Now it is four days later.
How do you feel, Chad?
“I feel terrible.”
How do you feel terrible?
“You know how in flus, there are phases, and it’s like you go through two or three different phases? It started out with the lung thing, like the not-being-able-to-breathe thing. And then it turned into the sneezing-headache thing. And now it’s the desperate-coughing thing.” The sinuses. The sweating.
His wife is sick, too. It’s like a joint extracurricular activity they’re pursuing, in between trying to pack up all of their worldly belongings and move to Europe, where Chad has accepted a technology job with a German firm.
“I have an array of three different types of nighttime and daytime medication,” he says. “I have a completely unfounded feeling that liquid DayQuil works the best. I’ve also tended to gravitate toward the Theraflu.” It is, he says, “like drinking sour flax.”

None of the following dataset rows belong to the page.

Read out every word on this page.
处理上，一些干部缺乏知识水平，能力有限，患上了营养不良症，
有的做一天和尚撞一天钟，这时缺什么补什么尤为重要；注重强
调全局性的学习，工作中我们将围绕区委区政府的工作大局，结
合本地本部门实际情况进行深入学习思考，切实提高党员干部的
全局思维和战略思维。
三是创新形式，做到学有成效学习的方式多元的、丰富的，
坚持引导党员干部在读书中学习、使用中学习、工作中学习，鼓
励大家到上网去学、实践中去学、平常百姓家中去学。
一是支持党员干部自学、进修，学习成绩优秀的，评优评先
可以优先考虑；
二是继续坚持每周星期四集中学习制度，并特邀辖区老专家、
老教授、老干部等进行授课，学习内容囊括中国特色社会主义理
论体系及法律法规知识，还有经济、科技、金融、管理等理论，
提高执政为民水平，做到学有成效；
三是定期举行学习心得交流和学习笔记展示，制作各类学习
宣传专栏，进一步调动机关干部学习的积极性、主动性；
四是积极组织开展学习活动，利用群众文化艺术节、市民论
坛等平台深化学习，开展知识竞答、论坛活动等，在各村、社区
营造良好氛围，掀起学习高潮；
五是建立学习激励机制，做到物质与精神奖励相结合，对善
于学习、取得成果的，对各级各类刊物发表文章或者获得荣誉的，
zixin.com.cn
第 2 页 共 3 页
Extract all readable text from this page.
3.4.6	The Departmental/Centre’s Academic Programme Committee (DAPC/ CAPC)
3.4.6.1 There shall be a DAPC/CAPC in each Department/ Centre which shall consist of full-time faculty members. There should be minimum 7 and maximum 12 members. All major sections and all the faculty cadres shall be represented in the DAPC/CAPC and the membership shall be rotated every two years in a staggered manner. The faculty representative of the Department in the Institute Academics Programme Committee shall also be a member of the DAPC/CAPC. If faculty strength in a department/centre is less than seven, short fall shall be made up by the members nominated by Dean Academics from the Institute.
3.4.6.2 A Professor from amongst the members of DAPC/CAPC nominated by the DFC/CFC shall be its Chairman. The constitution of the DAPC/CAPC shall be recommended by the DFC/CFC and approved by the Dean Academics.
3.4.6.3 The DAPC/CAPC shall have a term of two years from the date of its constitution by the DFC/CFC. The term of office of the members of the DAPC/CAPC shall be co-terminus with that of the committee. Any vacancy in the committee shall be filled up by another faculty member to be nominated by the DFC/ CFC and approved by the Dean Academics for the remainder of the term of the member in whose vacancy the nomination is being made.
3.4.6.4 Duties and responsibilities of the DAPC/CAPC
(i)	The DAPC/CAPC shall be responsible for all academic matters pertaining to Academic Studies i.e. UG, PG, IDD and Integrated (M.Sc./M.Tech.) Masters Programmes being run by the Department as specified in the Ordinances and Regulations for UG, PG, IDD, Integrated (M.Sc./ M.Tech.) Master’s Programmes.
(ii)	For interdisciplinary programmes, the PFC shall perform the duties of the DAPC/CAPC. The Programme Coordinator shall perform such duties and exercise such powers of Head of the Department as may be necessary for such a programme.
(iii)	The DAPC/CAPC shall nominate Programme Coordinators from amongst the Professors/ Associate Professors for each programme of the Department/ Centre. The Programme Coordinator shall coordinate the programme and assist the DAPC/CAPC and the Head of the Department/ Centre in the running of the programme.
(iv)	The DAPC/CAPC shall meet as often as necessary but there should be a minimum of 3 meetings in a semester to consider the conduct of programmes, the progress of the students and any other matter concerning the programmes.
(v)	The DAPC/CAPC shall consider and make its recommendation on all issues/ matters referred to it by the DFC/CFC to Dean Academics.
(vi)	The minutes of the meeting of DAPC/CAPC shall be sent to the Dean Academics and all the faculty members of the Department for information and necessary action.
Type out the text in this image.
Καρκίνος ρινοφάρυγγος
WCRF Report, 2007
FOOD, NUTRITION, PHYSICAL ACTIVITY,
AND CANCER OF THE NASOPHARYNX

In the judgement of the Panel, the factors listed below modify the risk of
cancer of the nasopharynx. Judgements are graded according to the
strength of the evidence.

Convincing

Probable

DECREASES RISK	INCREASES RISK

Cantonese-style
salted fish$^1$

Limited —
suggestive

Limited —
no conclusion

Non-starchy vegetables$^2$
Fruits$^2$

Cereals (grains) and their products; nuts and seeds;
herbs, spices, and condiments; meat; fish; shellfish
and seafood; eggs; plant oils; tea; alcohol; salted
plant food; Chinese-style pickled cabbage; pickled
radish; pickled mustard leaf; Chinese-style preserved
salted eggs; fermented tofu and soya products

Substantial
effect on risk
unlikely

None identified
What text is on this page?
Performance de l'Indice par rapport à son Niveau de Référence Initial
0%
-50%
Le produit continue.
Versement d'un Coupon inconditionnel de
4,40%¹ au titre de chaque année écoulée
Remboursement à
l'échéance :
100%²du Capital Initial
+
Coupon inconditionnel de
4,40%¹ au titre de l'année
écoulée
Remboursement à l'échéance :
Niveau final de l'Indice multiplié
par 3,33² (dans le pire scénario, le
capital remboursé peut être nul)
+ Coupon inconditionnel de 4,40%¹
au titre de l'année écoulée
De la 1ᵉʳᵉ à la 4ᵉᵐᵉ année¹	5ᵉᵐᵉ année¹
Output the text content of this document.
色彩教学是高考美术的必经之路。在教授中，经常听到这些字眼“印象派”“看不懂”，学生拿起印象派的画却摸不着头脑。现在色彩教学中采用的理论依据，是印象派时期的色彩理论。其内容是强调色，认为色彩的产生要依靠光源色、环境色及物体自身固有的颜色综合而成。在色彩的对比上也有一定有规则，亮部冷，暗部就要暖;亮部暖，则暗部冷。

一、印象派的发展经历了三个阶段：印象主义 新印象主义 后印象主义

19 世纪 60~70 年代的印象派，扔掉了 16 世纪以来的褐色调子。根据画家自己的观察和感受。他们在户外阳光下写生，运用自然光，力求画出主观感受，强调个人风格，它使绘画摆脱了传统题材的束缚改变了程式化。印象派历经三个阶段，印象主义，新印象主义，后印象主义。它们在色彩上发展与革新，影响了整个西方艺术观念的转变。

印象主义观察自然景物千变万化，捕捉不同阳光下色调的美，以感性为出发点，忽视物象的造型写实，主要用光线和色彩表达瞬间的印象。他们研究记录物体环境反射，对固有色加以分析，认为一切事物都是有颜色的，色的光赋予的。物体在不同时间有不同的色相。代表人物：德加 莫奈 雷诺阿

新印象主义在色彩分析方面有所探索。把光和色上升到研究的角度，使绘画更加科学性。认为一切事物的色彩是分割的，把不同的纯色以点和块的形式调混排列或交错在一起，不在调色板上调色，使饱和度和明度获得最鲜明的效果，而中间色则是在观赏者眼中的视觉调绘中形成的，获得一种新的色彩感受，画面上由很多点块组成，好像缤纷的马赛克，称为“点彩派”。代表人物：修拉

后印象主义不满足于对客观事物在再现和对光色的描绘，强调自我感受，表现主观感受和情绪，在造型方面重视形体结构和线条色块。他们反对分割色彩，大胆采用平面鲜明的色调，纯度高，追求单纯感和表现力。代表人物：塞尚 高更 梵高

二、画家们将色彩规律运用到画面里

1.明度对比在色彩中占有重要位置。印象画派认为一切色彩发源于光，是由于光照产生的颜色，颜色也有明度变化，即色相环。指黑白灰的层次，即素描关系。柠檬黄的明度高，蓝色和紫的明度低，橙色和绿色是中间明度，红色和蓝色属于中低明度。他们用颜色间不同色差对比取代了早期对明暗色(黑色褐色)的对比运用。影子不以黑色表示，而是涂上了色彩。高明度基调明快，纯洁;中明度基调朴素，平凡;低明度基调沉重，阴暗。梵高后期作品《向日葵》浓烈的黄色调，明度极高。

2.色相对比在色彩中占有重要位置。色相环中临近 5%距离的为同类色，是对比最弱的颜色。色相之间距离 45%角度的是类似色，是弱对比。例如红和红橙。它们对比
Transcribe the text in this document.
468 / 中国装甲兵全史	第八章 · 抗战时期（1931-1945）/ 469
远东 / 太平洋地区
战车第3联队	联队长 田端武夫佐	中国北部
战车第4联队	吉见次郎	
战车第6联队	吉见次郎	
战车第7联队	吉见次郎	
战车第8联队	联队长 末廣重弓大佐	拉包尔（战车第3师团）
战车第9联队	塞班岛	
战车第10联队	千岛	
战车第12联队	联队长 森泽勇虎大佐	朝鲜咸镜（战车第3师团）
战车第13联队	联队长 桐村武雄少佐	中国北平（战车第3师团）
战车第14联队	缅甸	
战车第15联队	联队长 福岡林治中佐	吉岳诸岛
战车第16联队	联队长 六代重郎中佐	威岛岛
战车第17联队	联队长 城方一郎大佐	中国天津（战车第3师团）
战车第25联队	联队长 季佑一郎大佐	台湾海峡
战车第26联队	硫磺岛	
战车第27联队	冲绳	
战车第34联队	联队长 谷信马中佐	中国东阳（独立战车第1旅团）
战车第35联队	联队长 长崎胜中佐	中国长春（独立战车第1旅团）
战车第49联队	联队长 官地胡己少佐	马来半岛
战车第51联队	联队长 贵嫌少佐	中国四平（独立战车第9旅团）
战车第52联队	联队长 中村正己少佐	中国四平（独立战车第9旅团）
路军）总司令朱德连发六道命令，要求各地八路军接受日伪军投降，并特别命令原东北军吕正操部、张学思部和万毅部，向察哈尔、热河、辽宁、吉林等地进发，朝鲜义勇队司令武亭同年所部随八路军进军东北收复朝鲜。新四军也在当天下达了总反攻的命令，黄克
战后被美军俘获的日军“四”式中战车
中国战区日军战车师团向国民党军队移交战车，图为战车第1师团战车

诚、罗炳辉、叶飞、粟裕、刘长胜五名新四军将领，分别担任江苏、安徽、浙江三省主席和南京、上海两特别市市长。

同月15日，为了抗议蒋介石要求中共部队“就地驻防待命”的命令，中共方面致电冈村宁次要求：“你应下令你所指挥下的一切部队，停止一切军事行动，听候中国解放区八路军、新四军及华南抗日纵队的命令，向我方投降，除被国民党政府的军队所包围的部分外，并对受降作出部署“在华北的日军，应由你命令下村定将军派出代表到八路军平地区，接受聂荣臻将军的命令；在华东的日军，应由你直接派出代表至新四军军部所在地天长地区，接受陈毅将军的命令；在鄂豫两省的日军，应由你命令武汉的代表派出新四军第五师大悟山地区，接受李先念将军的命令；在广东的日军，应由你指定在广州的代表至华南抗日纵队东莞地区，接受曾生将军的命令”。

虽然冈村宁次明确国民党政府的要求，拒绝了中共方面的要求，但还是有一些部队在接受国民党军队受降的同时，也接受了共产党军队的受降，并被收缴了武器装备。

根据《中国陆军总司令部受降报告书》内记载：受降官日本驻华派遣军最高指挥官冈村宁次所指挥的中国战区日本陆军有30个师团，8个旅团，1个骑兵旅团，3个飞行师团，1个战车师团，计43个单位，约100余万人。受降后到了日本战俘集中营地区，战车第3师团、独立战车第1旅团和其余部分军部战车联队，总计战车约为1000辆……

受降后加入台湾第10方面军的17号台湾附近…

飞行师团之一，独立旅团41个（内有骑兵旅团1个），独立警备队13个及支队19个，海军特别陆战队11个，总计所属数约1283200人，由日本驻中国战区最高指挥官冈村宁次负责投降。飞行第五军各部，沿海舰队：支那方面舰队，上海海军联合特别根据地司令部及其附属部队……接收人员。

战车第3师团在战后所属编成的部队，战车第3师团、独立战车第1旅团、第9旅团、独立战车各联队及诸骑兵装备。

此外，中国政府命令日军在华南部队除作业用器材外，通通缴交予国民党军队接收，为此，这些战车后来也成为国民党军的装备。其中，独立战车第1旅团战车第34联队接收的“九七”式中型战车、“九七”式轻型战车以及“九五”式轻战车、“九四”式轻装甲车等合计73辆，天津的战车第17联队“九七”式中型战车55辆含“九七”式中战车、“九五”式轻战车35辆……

His last week in Washington. And the city is under siege.
* * *
There have been 535 influenza cases reported by District hospitals during the current flu season, according to the D.C. Department of Health. Those numbers do not include the people who refuse to see doctors, the people who are indeterminately ill (perhaps not with the flu) or the people who probably have the flu but won’t admit it because they are too busy talking about how drinking Kombucha keeps them eternally healthy. Last year the number was 97.
The city smells like a wet glove, like the sharply medicinal inside of a Halls cough drop bag, like the pillowy dry cotton of a family-size tissue box. The city smells like liberally applied hand sanitizer, like the stink eye thrown by office ladies when their co-workers refuse their hand sanitizer. The city is haunted by the ghosts of the Robitussin, Tylenol, and Alka Seltzer Cold and Cough that are currently out of stock at the Walgreens down on Lee Highway.
Across from the Walgreens, the Giant is out of Airborne, Sinex, DayQuil (original flavor) and NyQuil (cherry).
Next to the Giant, the CVS is out of Advil Cold and Sinus and NyQuil Liquicaps. “Buy any two select cold remedies, get $3 ExtraBucks,” a sign advertises.
Cure yourself in bulk. It is that kind of illness.
The city is watching back-to-back episodes of “Criminal Minds” on A&E, is trying to get a head start on the February book-club book, is tweeting that its arms are too tired to hold up the February book-club book. The city keeps calling its wife and saying, “Can you bring home some Gatoraaaade?”
The Centers for Disease Control and Prevention publishes, every week, the FluView: Weekly Influenza Surveillance Report Prepared by the Influenza Division. It includes a map of the country. The hardest-hit areas are red and orange. Things have been getting better, steadily over the past week. But still. Almost the entire country is red and orange.